ConocoPhillips to spend $15.8 billion on capital projects in 2013
BY ALLISON SIDER AND KRISTIN JONES
HOUSTON--ConocoPhillips said it plans to spend $15.8 billion on capital projects in 2013, with the bulk of it directed toward continuing oil and gas production in North America.
The Houston-based energy company said that its budget is roughly flat compared to its expected capital spending in 2012--a spending level buoyed in part by billions of dollars worth of asset sales the company has completed in its first year as a stand-alone exploration and production company.
"Similar to 2012, next year's investments will be directed predominantly toward high-quality growth projects and programs that are already in execution mode, as well as exploration opportunities to build inventory for the future," said Chief Executive Ryan Lance.
ConocoPhillips had originally said it would spend $15 billion in 2012, but in July it said it expected to spend an extra $1 billion this year as it pushed back the timing of planned sales for some of its assets.
Raymond James analyst Stacey Hudson said the plans for 2013 were "pretty robust," as the company has gotten closer to its goal of selling $8 billion to $10 billion in assets by the end of 2013, which will generate much of the cash to pay for the large amount of capital investment.
ConocoPhillips is in the midst of a three-year repositioning aimed at improving its balance sheet and focusing on more profitable, less risky unconventional fields in North America, where it will direct about 60% of its 2013 capital expenditure budget. The other 40% will be directed toward Europe, the Asia-Pacific and other international businesses.
The company's North American focus is "a common trend," Ms. Hudson said. Other independent oil and gas producers, including Marathon Oil Corp. and Noble Energy Inc., also said this week that they will allocate the majority of their capital budgets to U.S. oil shale operations next year.
ConocoPhillips said it plans to allocate more than $4 billion to drilling and building infrastructure in unconventional formations in the continental U.S. including the Eagle Ford and Barnett shales in Texas; the Bakken shale in North Dakota; and the Niobrara in Colorado. Dry gas plays will receive minimal funding, the energy company said, reflecting rock-bottom natural-gas prices that have prompted many oil and gas producers to shift focus toward oil.
ConocoPhillips is currently one of the leading producers in Texas's Eagle Ford play, and has said it expects production to reach 100,000 barrels of oil equivalent per day there during 2012's fourth quarter. Last quarter, its Eagle Ford production peaked at a company record of 86,000 barrels of oil equivalent per day.

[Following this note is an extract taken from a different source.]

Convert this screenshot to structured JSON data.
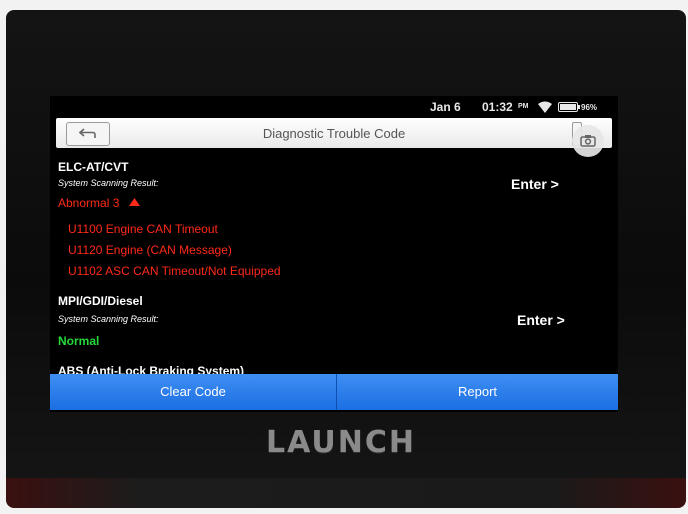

Another 35% of the budget--$5.53 billion--will be spent on major projects geared toward future production, including the FCCL joint venture and Surmont oil sands projects in Canada, expansion projects in Norway's North Sea, and offshore developments in Malaysia.
ConocoPhillips has sold or plans to sell more than $7 billion in assets in 2012, including a $5 billion sale of its stake in Kazakhstan's Kashagan field in the Caspian Sea announced last week. The company spun off its refining arm earlier this year to Phillips 66.
ConocoPhillips has said it is considering selling a stake in its Canadian tar sands assets. Chief Financial Officer Jeff Sheets said in October that the company had received significant interest from national oil companies but hadn't made any decisions.
Though he didn't comment specifically on that sale, Mr. Lance said Friday that the company will continue its program of divestitures in 2013, and expects to deliver on long-term annual growth rate targets of 3% to 5% on volumes and margins, with a "compelling" dividend.
Exploration and appraisal accounts for around 15% of the budget, including drilling in the Gulf of Mexico and appraising oil and natural gas liquids-rich shale plays in North America.
"Our 2013 capital budget provides funding for the key growth projects and programs in our portfolio and provides flexibility to capture new opportunities that may arise," said Mr. Lance.